Oil futures on NYMEX corrected lower on Friday, although remain in close proximity of eight-week tops of $ 49.23, as investors brace for the upcoming US drilling activity report.

WTI headed towards 200-DMA at $ 49.91

The bulls faced exhaustion in the Asian trades, now prompting the black gold to extend the phase of consolidation in Europe.

The sentiment around oil prices remain buoyed amid the latest reports of declining US crude stockpiles and slowing US shale output.

Analysts at ANZ noted: "Crude oil prices rose further as the focus remained on fundamentals. This week's better-than-expected inventory drawdown in the United States continued to support prices."

The EIA report showed that the US crude inventories declined by 7.2 million-barrel in the week ended July 21, well above the 2.6 million barrels drop estimated. Also, a drawdown in gasoline stocks added to the renewed optimism.

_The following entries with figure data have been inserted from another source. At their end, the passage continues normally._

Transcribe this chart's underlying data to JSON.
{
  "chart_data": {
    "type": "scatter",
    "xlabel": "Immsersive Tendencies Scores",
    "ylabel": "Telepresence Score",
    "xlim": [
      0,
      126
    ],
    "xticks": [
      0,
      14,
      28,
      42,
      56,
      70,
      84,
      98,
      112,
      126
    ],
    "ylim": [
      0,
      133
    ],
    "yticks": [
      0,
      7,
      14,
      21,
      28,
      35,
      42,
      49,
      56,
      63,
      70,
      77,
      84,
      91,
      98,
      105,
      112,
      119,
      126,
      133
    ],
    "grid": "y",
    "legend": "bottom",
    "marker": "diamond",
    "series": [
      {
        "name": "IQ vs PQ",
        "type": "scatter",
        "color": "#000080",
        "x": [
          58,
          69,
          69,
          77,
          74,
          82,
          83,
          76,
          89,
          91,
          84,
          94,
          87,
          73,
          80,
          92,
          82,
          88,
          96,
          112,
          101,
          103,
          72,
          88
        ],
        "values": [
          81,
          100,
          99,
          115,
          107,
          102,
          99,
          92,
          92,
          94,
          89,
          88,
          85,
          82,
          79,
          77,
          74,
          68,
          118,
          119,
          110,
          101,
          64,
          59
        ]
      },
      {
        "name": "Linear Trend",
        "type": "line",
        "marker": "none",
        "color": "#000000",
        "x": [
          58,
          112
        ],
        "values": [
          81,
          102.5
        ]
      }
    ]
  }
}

Later today, oil traders closely await the US rigs count data to gauge the US supply side scenario and its impact on oil prices going forward. At the time of writing, WTI trades -0.10% higher at $ 48.99 while Brent trades modestly flat at $ 51.43.

WTI technical levels 

The resistances are aligned at $ 49.23 (8-week tops), $ 49.90 (200-DMA), $ 50.29 (May 29 high), while supports are located at $ 48.22 (5-DMA), $ 47.79 (100-DMA), $ 47.29 (10-DMA).